For those who have peeked at my RGX-312 46 pup combination in this thread. In addition to this project, I'm planning a 42 pickup combination with two humbuckers on a custom, double cutaway body (a la Hamer XT) with fixed bridge. If I can succeed in this build, I will consider myself a genuine luthier.
Since I've never done anything this ambitious, I expect to have lots of questions. The first one has to do with neck pocketing:
1. How much wood (thickness) do you leave on the body under the neck if you're going to use screws to fasten it?
I'd like to have easy access to the 22nd fret line so there won't be much wood holding the neck. Keep this in mind when providing your advice to the question above. A strategy was suggested to me that I am considering:
2. How do you guys feel about angled screws in the neck heel a la Billy Sheehan, is it viable?
My last question in this post has to do with positioning the pickups:
3. Is there a reference that describes the plucked string node locations for a given scale length?
Last Edit: Oct 9, 2019 12:36:17 GMT -5 by yldouright
Q1. The rough answer is, it depends on the body's wood type. But for starters, the average guitar body uses about 1/2 of the total thickness for the pocket backing the neck. That can go up or down by several percentage points, but not by double-digits. A harder (and heavier) wood could stand the strain with less wood but then the trade-off would be an increase in your Blue Cross premiums, because you keep complaining of shoulder pains/injuries? Stick with 45-50% of the total depth, OK?
That 45-50% rule of thumb seems to be fairly de-riguer (not to mention good common sense) and stands the test of time, but my Yamaha Pacfica 912 has 36% body and 64% neck and she plays and sounds real beaut.
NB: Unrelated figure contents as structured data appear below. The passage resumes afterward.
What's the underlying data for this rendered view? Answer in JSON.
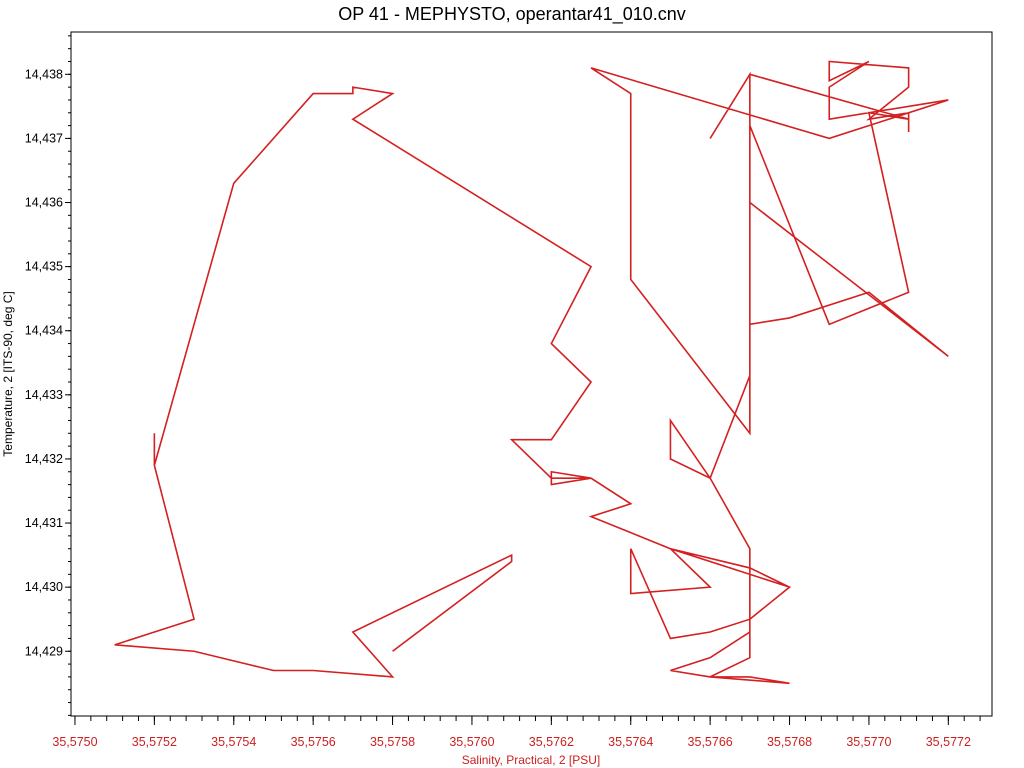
{
  "colors": {
    "series_line": "#d42020",
    "x_axis_text": "#cc2020",
    "y_axis_text": "#000000",
    "frame": "#000000",
    "background": "#ffffff"
  },
  "chart_data": {
    "type": "line",
    "title": "OP 41 - MEPHYSTO, operantar41_010.cnv",
    "xlabel": "Salinity, Practical, 2 [PSU]",
    "ylabel": "Temperature, 2 [ITS-90, deg C]",
    "xlim": [
      35.57499,
      35.57731
    ],
    "ylim": [
      14.42799,
      14.43866
    ],
    "grid": false,
    "legend": "none",
    "x_ticks": [
      35.575,
      35.5752,
      35.5754,
      35.5756,
      35.5758,
      35.576,
      35.5762,
      35.5764,
      35.5766,
      35.5768,
      35.577,
      35.5772
    ],
    "x_tick_labels": [
      "35,5750",
      "35,5752",
      "35,5754",
      "35,5756",
      "35,5758",
      "35,5760",
      "35,5762",
      "35,5764",
      "35,5766",
      "35,5768",
      "35,5770",
      "35,5772"
    ],
    "y_ticks": [
      14.429,
      14.43,
      14.431,
      14.432,
      14.433,
      14.434,
      14.435,
      14.436,
      14.437,
      14.438
    ],
    "y_tick_labels": [
      "14,429",
      "14,430",
      "14,431",
      "14,432",
      "14,433",
      "14,434",
      "14,435",
      "14,436",
      "14,437",
      "14,438"
    ],
    "series": [
      {
        "x": [
          35.5758,
          35.5761,
          35.5761,
          35.5757,
          35.5758,
          35.5756,
          35.5755,
          35.5753,
          35.5751,
          35.5753,
          35.5752,
          35.5752,
          35.5752,
          35.5754,
          35.5756,
          35.5757,
          35.5757,
          35.5758,
          35.5757,
          35.5763,
          35.5762,
          35.5763,
          35.5762,
          35.5761,
          35.5762,
          35.5763,
          35.5762,
          35.5762,
          35.5763,
          35.5764,
          35.5763,
          35.5765,
          35.5768,
          35.5767,
          35.5766,
          35.5765,
          35.5765,
          35.5764,
          35.5764,
          35.5766,
          35.5765,
          35.5767,
          35.5768,
          35.5767,
          35.5767,
          35.5766,
          35.5767,
          35.5768,
          35.5766,
          35.5765,
          35.5766,
          35.5767,
          35.5767,
          35.5766,
          35.5765,
          35.5765,
          35.5766,
          35.5767,
          35.5767,
          35.5767,
          35.5768,
          35.577,
          35.5772,
          35.5767,
          35.5767,
          35.5769,
          35.5771,
          35.577,
          35.5771,
          35.5767,
          35.5767,
          35.5766,
          35.5767,
          35.5767,
          35.5764,
          35.5764,
          35.5763,
          35.5769,
          35.5772,
          35.5769,
          35.5769,
          35.577,
          35.5769,
          35.5769,
          35.5771,
          35.5771,
          35.577,
          35.5771,
          35.5771
        ],
        "y": [
          14.429,
          14.4304,
          14.4305,
          14.4293,
          14.4286,
          14.4287,
          14.4287,
          14.429,
          14.4291,
          14.4295,
          14.4319,
          14.4324,
          14.4319,
          14.4363,
          14.4377,
          14.4377,
          14.4378,
          14.4377,
          14.4373,
          14.435,
          14.4338,
          14.4332,
          14.4323,
          14.4323,
          14.4317,
          14.4317,
          14.4316,
          14.4318,
          14.4317,
          14.4313,
          14.4311,
          14.4306,
          14.43,
          14.4295,
          14.4293,
          14.4292,
          14.4292,
          14.4306,
          14.4299,
          14.43,
          14.4306,
          14.4303,
          14.43,
          14.4295,
          14.4289,
          14.4286,
          14.4286,
          14.4285,
          14.4286,
          14.4287,
          14.4289,
          14.4293,
          14.4306,
          14.4317,
          14.432,
          14.4326,
          14.4317,
          14.4333,
          14.4342,
          14.4341,
          14.4342,
          14.4346,
          14.4336,
          14.436,
          14.4372,
          14.4341,
          14.4346,
          14.4374,
          14.4373,
          14.438,
          14.438,
          14.437,
          14.438,
          14.4324,
          14.4348,
          14.4377,
          14.4381,
          14.437,
          14.4376,
          14.4373,
          14.4378,
          14.4382,
          14.4379,
          14.4382,
          14.4381,
          14.4378,
          14.4373,
          14.4374,
          14.4371
        ]
      }
    ]
  }
}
Yamaha even used it as a USP for some reason.
I've never personally heard of a Yamaha axe suffering a broken neck pocket joint, particularly for being "too thin", but then again, I've never heard of such for any guitar, either. (OK, if one mistreats the kit in an exaggeratedly violent manner.....)
The 50% ratio is not really so much for strength as it also relates to the vibration transfer, which translates to what we perceive as sustain. A certain amount of wood is necessary to effect this quality of tone - too little a "base" for that transfer, and sustain will suffer. Perhaps not easily demonstrated - after all, wood differs in every respect, even if it comes from the same tree when making two otherwise identical guitars - but it can be shown with in-depth analysis tools.
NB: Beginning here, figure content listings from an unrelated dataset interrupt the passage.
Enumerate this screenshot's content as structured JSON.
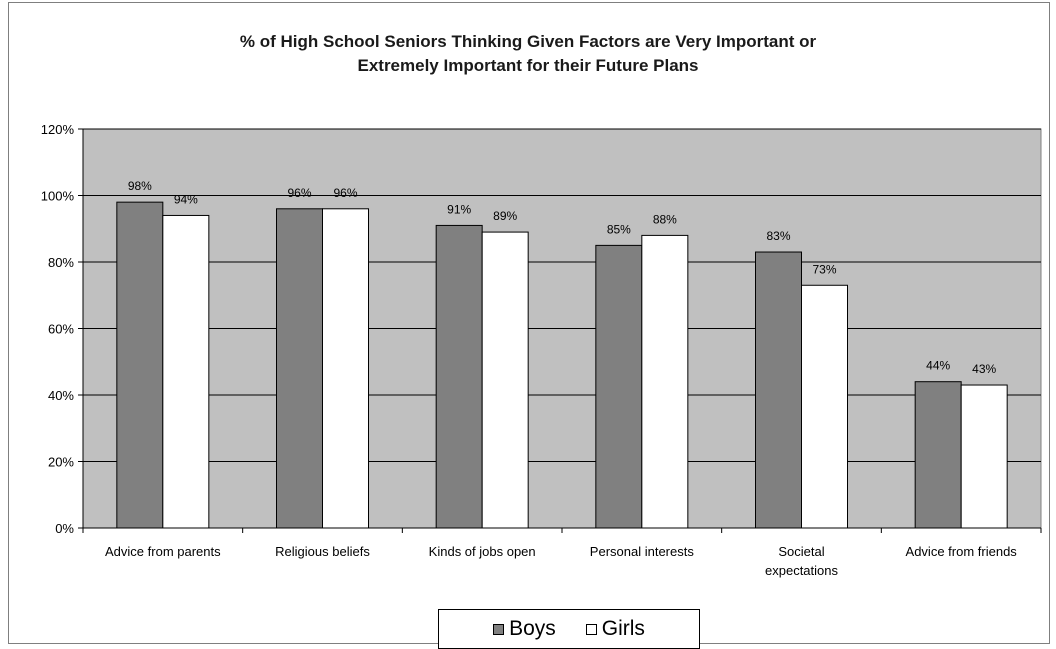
{
  "chart_data": {
    "type": "bar",
    "title_line1": "% of High School Seniors Thinking Given Factors are Very Important or",
    "title_line2": "Extremely Important for their Future Plans",
    "categories": [
      [
        "Advice from parents"
      ],
      [
        "Religious beliefs"
      ],
      [
        "Kinds of jobs open"
      ],
      [
        "Personal interests"
      ],
      [
        "Societal",
        "expectations"
      ],
      [
        "Advice from friends"
      ]
    ],
    "series": [
      {
        "name": "Boys",
        "values": [
          98,
          96,
          91,
          85,
          83,
          44
        ],
        "labels": [
          "98%",
          "96%",
          "91%",
          "85%",
          "83%",
          "44%"
        ],
        "color": "#808080"
      },
      {
        "name": "Girls",
        "values": [
          94,
          96,
          89,
          88,
          73,
          43
        ],
        "labels": [
          "94%",
          "96%",
          "89%",
          "88%",
          "73%",
          "43%"
        ],
        "color": "#ffffff"
      }
    ],
    "ylim": [
      0,
      120
    ],
    "yticks": [
      0,
      20,
      40,
      60,
      80,
      100,
      120
    ],
    "ytick_labels": [
      "0%",
      "20%",
      "40%",
      "60%",
      "80%",
      "100%",
      "120%"
    ],
    "plot_background": "#c0c0c0",
    "grid": true,
    "legend_position": "bottom"
  }
}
Can we hear such? I'd hazard a guess that yes, we could.... given that all other conditions are optimal for such a test. Would we care if there was a tiny difference in sustain, or even in tone? That would be up to the listener, not me.
Post by yldouright on Oct 11, 2019 12:16:08 GMT -5
I'm reading some more general rules that say plywood tolerates a thinner mount than solid wood given the same modulus and the modulus of the wood depends on lots of variables, including the grain. This seems to be one of you need to feel the right amount kind of answers. Better to err on the cautious side here.